В тот вечер, когда они приехали, домоправительница пошла за мной в холл, чтобы встретить хозяина с хозяйкой и их гостей. Как только сэр Персиваль увидел ее, он сразу же спросил, не заходил ли кто за последнее время. Домоправительница сказала ему, как и мне накануне, о визите какого-то постороннего джентльмена, заходившего узнать, когда хозяин вернется. Сэр Персиваль сейчас же осведомился о фамилии этого человека. Джентльмен не назвал себя. По какому делу? Он не объяснил этого. Как он выглядел? Домоправительница пыталась описать его, но не заметила в его наружности никаких особых примет, по которым ее хозяин мог бы его узнать. Сэр Персиваль нахмурился, сердито топнул ногой и прошел в комнаты, не обращая внимания ни на кого из присутствующих. Почему он так расстроился из-за такого пустяка, не знаю, — знаю только, что он действительно серьезно расстроился.
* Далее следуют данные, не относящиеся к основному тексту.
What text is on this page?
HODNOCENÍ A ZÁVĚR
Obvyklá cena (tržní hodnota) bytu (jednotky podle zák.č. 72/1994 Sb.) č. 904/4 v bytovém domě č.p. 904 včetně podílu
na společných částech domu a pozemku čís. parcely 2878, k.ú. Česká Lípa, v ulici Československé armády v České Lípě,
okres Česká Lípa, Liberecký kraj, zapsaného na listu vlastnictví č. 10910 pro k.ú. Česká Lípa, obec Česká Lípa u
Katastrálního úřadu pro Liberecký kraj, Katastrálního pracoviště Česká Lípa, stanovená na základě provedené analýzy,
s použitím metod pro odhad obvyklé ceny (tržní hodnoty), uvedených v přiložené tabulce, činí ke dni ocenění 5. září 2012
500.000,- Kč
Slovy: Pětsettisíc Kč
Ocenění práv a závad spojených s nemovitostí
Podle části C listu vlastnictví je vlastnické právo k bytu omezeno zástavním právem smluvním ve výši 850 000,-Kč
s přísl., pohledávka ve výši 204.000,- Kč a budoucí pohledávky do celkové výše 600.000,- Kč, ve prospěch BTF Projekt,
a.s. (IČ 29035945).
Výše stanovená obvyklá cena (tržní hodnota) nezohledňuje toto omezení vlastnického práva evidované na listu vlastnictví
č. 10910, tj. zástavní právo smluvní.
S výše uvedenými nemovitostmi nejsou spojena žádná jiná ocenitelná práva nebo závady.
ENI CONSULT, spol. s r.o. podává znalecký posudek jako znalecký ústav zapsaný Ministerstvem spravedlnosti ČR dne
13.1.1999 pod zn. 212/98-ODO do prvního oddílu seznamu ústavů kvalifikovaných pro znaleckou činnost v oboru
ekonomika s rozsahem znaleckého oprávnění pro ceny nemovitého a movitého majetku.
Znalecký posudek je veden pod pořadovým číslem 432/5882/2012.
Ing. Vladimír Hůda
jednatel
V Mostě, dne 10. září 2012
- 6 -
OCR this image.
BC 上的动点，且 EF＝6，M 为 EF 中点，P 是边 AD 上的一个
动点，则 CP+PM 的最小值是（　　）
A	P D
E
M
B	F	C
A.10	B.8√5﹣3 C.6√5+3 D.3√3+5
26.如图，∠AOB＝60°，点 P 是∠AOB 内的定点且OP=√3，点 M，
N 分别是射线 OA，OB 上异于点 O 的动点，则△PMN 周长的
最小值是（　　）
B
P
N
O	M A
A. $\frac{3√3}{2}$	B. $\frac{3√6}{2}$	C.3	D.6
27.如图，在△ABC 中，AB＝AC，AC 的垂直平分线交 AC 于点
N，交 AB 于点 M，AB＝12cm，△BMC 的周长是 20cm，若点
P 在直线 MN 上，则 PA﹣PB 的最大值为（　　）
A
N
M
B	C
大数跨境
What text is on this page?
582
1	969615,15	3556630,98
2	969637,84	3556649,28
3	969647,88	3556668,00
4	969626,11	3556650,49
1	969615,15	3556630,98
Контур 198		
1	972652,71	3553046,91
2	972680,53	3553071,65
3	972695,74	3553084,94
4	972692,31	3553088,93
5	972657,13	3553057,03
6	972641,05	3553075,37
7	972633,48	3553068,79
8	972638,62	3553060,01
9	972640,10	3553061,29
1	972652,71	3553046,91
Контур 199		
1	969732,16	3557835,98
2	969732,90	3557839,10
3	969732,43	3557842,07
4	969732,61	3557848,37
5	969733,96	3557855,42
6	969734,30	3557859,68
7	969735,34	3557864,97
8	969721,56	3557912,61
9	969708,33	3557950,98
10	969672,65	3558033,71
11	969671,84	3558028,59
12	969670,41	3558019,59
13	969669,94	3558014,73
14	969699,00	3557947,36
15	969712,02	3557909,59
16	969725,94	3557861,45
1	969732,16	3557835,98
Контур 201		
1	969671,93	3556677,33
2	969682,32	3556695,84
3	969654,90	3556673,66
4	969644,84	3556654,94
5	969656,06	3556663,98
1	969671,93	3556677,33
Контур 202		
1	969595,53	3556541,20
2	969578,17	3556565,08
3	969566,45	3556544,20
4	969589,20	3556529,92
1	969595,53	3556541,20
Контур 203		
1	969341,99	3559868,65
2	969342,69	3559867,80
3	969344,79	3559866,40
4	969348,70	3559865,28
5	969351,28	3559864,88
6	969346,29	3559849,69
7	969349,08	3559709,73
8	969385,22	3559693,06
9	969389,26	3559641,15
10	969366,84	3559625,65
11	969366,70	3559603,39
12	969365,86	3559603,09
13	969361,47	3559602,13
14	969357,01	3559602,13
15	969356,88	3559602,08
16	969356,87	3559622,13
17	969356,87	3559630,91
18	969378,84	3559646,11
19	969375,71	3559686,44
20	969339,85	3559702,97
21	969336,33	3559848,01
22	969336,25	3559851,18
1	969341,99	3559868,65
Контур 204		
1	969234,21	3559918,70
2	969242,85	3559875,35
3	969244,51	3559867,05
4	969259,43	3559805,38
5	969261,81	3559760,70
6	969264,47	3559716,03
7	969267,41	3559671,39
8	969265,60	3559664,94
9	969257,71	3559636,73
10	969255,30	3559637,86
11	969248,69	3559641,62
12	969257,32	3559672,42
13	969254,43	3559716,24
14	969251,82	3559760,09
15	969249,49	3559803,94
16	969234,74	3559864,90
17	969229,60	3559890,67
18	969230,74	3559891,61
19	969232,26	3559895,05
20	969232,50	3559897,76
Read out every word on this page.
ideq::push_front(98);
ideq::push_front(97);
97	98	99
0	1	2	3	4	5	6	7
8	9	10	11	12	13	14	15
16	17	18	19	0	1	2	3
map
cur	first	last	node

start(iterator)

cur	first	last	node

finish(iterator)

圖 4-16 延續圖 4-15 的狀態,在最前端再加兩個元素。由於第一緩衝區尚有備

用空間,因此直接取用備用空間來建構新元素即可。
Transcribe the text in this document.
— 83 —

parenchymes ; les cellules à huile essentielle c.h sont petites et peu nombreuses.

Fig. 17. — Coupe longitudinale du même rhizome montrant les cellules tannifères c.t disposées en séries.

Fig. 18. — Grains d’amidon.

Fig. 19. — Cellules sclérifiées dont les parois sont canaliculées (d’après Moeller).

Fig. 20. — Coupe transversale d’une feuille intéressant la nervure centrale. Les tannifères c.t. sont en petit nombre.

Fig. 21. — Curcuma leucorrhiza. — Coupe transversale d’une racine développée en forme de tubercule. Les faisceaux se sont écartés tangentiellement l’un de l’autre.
В общем, я лучше воздержусь составлять свое мнение о его характере и поведении, пока его заботы, каковы бы они ни были, не рассеются. Ибо сейчас он втайне, конечно, терзается ими. Я переверну страницу и до поры до времени оставлю мужа Лоры в покое.
Дальше следуют двое гостей — граф и графиня Фоско. Сначала я опишу графиню, чтобы поскорее от нее отделаться.
Лора ничего не преувеличила, когда написала мне, что я с трудом узнаю ее тетку, когда снова с ней встречусь. Я никогда еще не видела, чтобы супружеская жизнь так изменила женщину, как изменила она мадам Фоско.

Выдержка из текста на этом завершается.